The saying is also wrong in suggesting that political democracy is something that the ruling class can choose to allow or not. Universal suffrage is something that the majority had to struggle for against the ruling class and which they had to impose on them and so which our rulers can’t just turn off or on at will. They have since learned to adapt to it and how to manipulate it and they now find it a useful way to chose governments to run things on their behalf and also to bring an air of legitimacy to their rule. All the same, it remains a gain for the majority class of wage and salary workers and a weapon they can use to dislodge the ruling class.
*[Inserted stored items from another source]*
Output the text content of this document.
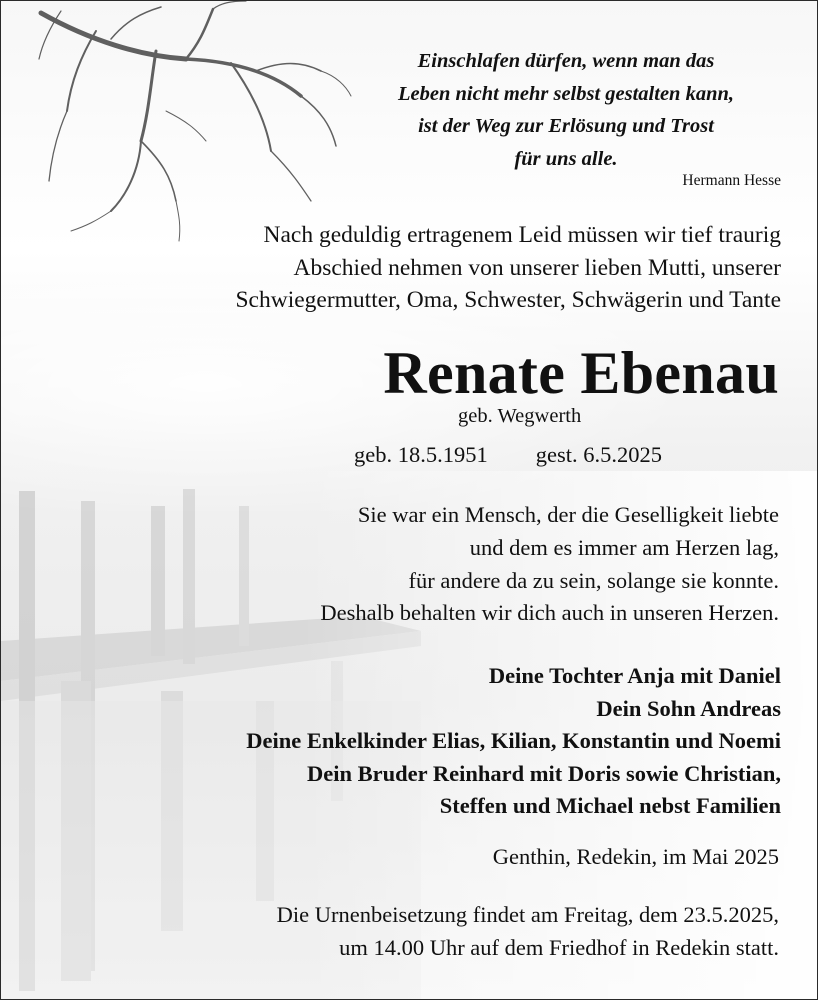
Einschlafen dürfen, wenn man das
Leben nicht mehr selbst gestalten kann,
ist der Weg zur Erlösung und Trost
für uns alle.
Hermann Hesse
Nach geduldig ertragenem Leid müssen wir tief traurig
Abschied nehmen von unserer lieben Mutti, unserer
Schwiegermutter, Oma, Schwester, Schwägerin und Tante
Renate Ebenau
geb. Wegwerth
geb. 18.5.1951 gest. 6.5.2025
Sie war ein Mensch, der die Geselligkeit liebte
und dem es immer am Herzen lag,
für andere da zu sein, solange sie konnte.
Deshalb behalten wir dich auch in unseren Herzen.
Deine Tochter Anja mit Daniel
Dein Sohn Andreas
Deine Enkelkinder Elias, Kilian, Konstantin und Noemi
Dein Bruder Reinhard mit Doris sowie Christian,
Steffen und Michael nebst Familien
Genthin, Redekin, im Mai 2025
Die Urnenbeisetzung findet am Freitag, dem 23.5.2025,
um 14.00 Uhr auf dem Friedhof in Redekin statt.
We have nothing against twitter and other social media. No doubt they will play their part in spreading the idea of a classless society based on the common ownership and democratic control of productive resources as the only practicable alternative to capitalism. But, while they may be able to organise a campaign to get some capitalist corporation to reverse some maybe ill-judged decision, they will not be able to get them to stop seeking profits, even less to get the owning class – those you call the ‘1 percenters’ – to give up their ownership rights. That will have to be imposed on them and the best way to do this is through political action – by an informed majority winning control of political power and using this to declare all property rights and all corporations null and void. In fact, this is the only way that a framework can be created within which the problems you list facing members of the excluded majority can be constructively tackled and lastingly ended.
You ask us to consider what would happen if millions stopped banking with one particular bank or refused to buy one particular brand of fizzy drink. We ask you to consider what would happen if millions stopped voting for pro-capitalist politicians and used the power the vote gives them to elect instead delegates mandated to use political power to end capitalism and usher in socialism –Editors.